Lo scontro tra Stati Uniti e Cina sul fronte dell'intelligenza artificiale si intensifica. L'amministrazione americana ha infatti lanciato le accuse nei confronti della startup cinese Moonshot AI, sostenendo che l'azienda avrebbe sviluppato il modello Kimi K3 sfruttando in maniera impropria tecniche di distillazione applicate al modello Claude Fable di Anthropic.

La vicenda ruota attorno alla cosiddetta "distillazione" dei modelli di intelligenza artificiale, una tecnica consolidata che consiste nell'addestrare un modello più piccolo utilizzando le risposte generate da uno più avanzato. Il modello "studente" apprende così il comportamento del modello "insegnante", ottenendo prestazioni elevate con costi computazionali inferiori. Si tratta di una pratica largamente utilizzata nella ricerca e nello sviluppo commerciale quando viene effettuata nel rispetto delle licenze e delle autorizzazioni previste.

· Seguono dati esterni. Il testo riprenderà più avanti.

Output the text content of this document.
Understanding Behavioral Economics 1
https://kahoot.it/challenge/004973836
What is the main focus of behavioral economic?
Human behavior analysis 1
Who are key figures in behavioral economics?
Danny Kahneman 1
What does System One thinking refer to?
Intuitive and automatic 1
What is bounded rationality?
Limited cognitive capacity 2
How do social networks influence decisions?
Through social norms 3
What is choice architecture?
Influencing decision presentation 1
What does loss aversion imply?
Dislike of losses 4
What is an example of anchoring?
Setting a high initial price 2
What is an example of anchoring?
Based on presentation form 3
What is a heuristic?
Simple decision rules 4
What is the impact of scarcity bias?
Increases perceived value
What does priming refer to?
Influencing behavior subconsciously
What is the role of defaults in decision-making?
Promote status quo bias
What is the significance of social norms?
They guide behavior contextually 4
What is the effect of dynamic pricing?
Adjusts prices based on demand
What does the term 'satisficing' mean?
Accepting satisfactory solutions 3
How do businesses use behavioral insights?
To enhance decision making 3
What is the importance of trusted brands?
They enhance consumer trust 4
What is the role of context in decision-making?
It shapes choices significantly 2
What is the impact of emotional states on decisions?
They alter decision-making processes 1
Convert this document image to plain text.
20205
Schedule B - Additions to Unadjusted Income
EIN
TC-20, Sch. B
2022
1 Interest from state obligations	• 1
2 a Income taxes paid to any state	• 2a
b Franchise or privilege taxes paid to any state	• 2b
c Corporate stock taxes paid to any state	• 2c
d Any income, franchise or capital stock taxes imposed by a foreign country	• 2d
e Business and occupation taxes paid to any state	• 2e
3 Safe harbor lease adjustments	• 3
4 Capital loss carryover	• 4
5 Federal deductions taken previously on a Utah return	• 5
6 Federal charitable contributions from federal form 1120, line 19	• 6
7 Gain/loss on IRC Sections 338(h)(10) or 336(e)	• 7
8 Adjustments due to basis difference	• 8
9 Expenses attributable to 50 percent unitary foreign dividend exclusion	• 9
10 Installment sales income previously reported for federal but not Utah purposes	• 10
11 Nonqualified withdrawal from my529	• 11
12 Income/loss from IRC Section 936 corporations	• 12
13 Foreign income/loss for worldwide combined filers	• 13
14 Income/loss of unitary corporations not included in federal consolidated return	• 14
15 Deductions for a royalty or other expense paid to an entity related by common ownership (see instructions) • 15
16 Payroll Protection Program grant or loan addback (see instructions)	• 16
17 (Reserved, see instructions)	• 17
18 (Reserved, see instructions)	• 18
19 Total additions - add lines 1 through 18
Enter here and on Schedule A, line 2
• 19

Secondo Washington, però, Moonshot AI avrebbe oltrepassato questo confine. Michael Kratsios, direttore dell'Office of Science and Technology Policy della Casa Bianca e consigliere scientifico del presidente Donald Trump, ha accusato pubblicamente la società cinese di aver costruito un'infrastruttura dedicata all'estrazione sistematica delle capacità dei modelli statunitensi. In termini semplici, l'accusa è che l'azienda si sarebbe appropriata della tecnologia americana per sviluppare il proprio modello di punta presentato nei giorni scorsi.